True enough, defendant's counsel continued to interrogate the witness, following the court's ruling denying it admission, and in the course of his cross-examination actually quoted a portion of the writing which was contradictory of testimony given at the trial. The witness admitted having made the statement quoted, and that it was true, as he then thought. The specific interrogation is brief and will be again quoted. It reads:

"Q. That is your signature there? A. Yes, sir. "Q. Is that true what's there? A. That is right. "Q. It is true? A. That is what I said. "Q. And is it true? A. I guess so I wrote it true. * * * "Q. As far as you know, you told the truth then? A. Right. "Q. That is all."

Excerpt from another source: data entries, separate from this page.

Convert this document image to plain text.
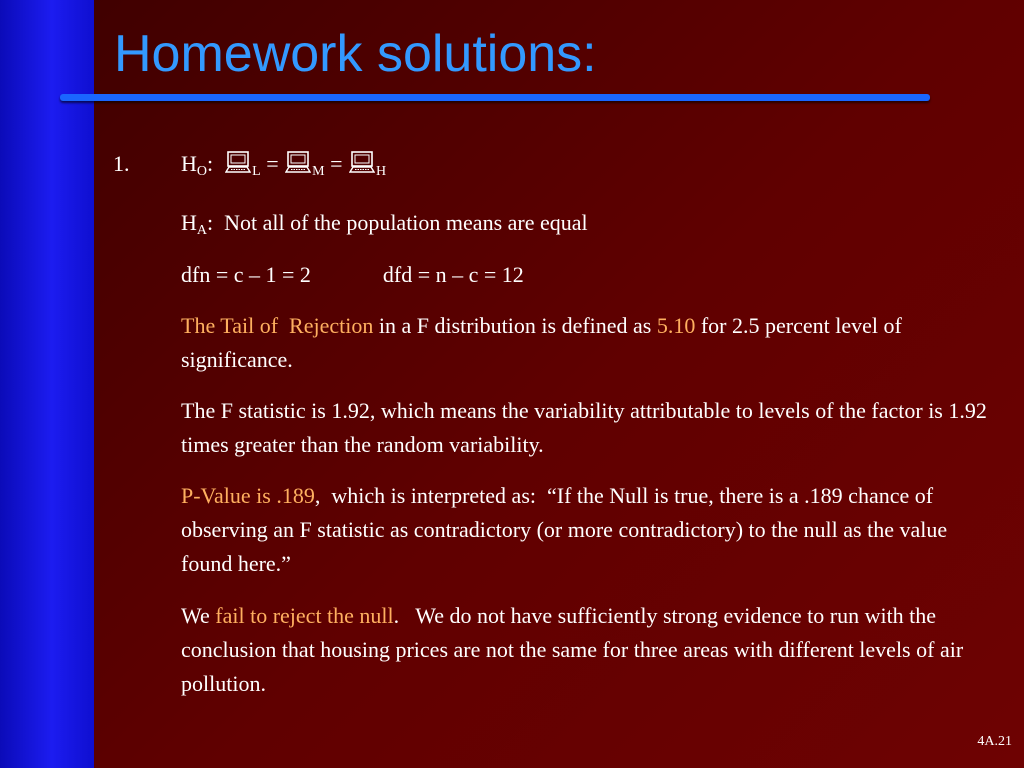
Homework solutions:
1. $H_O$:	$_L$ = $_M$ = $_H$
$H_A$:  Not all of the population means are equal
dfn = c – 1 = 2	dfd = n – c = 12
The Tail of  Rejection in a F distribution is defined as 5.10 for 2.5 percent level of significance.
The F statistic is 1.92, which means the variability attributable to levels of the factor is 1.92 times greater than the random variability.
P-Value is .189,  which is interpreted as:  “If the Null is true, there is a .189 chance of observing an F statistic as contradictory (or more contradictory) to the null as the value found here.”
We fail to reject the null.   We do not have sufficiently strong evidence to run with the conclusion that housing prices are not the same for three areas with different levels of air pollution.
4A.21
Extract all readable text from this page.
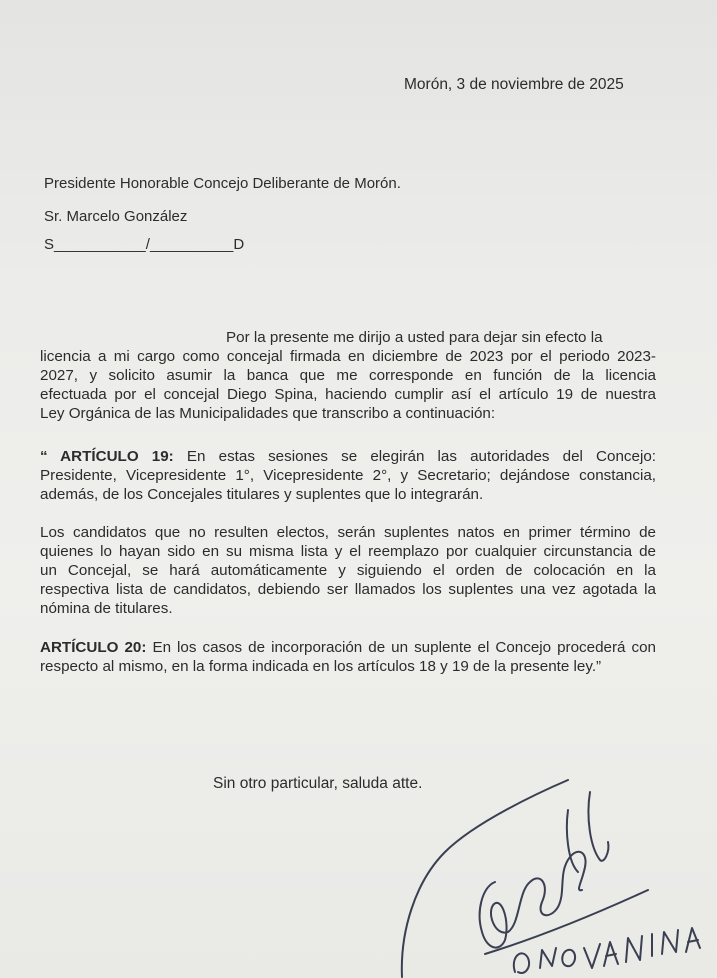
Morón, 3 de noviembre de 2025
Presidente Honorable Concejo Deliberante de Morón.
Sr. Marcelo González
S___________/__________D
Por la presente me dirijo a usted para dejar sin efecto la
licencia a mi cargo como concejal firmada en diciembre de 2023 por el periodo 2023-
2027, y solicito asumir la banca que me corresponde en función de la licencia
efectuada por el concejal Diego Spina, haciendo cumplir así el artículo 19 de nuestra
Ley Orgánica de las Municipalidades que transcribo a continuación:
“ ARTÍCULO 19: En estas sesiones se elegirán las autoridades del Concejo:
Presidente, Vicepresidente 1°, Vicepresidente 2°, y Secretario; dejándose constancia,
además, de los Concejales titulares y suplentes que lo integrarán.
Los candidatos que no resulten electos, serán suplentes natos en primer término de
quienes lo hayan sido en su misma lista y el reemplazo por cualquier circunstancia de
un Concejal, se hará automáticamente y siguiendo el orden de colocación en la
respectiva lista de candidatos, debiendo ser llamados los suplentes una vez agotada la
nómina de titulares.
ARTÍCULO 20: En los casos de incorporación de un suplente el Concejo procederá con
respecto al mismo, en la forma indicada en los artículos 18 y 19 de la presente ley.”
Sin otro particular, saluda atte.
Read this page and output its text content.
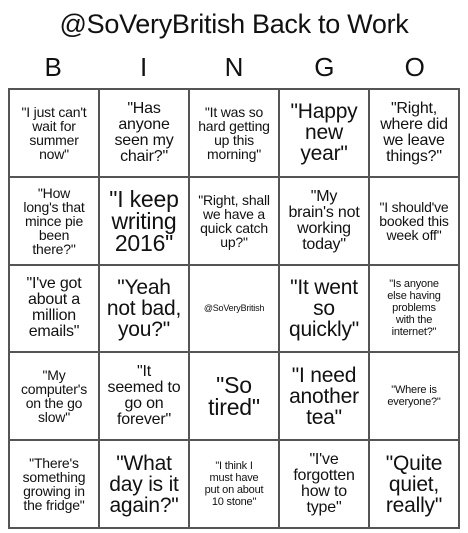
@SoVeryBritish Back to Work
B	I	N	G	O
"I just can't
wait for
summer
now"
"Has
anyone
seen my
chair?"
"It was so
hard getting
up this
morning"
"Happy
new
year"
"Right,
where did
we leave
things?"
"How
long's that
mince pie
been
there?"
"I keep
writing
2016"
"Right, shall
we have a
quick catch
up?"
"My
brain's not
working
today"
"I should've
booked this
week off"
"I've got
about a
million
emails"
"Yeah
not bad,
you?"
@SoVeryBritish
"It went
so
quickly"
"Is anyone
else having
problems
with the
internet?"
"My
computer's
on the go
slow"
"It
seemed to
go on
forever"
"So
tired"
"I need
another
tea"
"Where is
everyone?"
"There's
something
growing in
the fridge"
"What
day is it
again?"
"I think I
must have
put on about
10 stone"
"I've
forgotten
how to
type"
"Quite
quiet,
really"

The writing as a whole, or piecemeal, was never again offered in evidence. If the portions thereof pointed out to the witness, about which he was cross-examined, represented what counsel deemed the most damaging portion for impeachment purposes, they got it before the jury in a more impressive fashion than by merely passing the writing to the jury, with all other portions deleted. And, if other portions were sought to be relied on they should have been pointed out to the witness in the cross-examination for such explanation, if any, he might care to make or offer. If he admitted *684 making the statement there would, of course, be little purpose in introducing the writing itself, the contradictory statements having already been read to the jury.

At the trial the plaintiff was confronted by written statements by him and by two of his most material witnesses, contradicting the testimony of all in vital particulars. Poor explanations were offered for the statements contradicting their testimony. Indeed, as already indicated, the testimony was sharply conflicting throughout. The record thus presents a situation frequently encountered, one where more than any other, the judgment of a jury on the facts is peculiarly fitting. Truly, a verdict either way on the facts would not be lacking in substantial evidence to support it. So viewing the case and finding no error, the judgment will be affirmed.

It is so ordered.

COMPTON, C.J., and LUJAN, McGHEE, and KIKER, JJ., concur.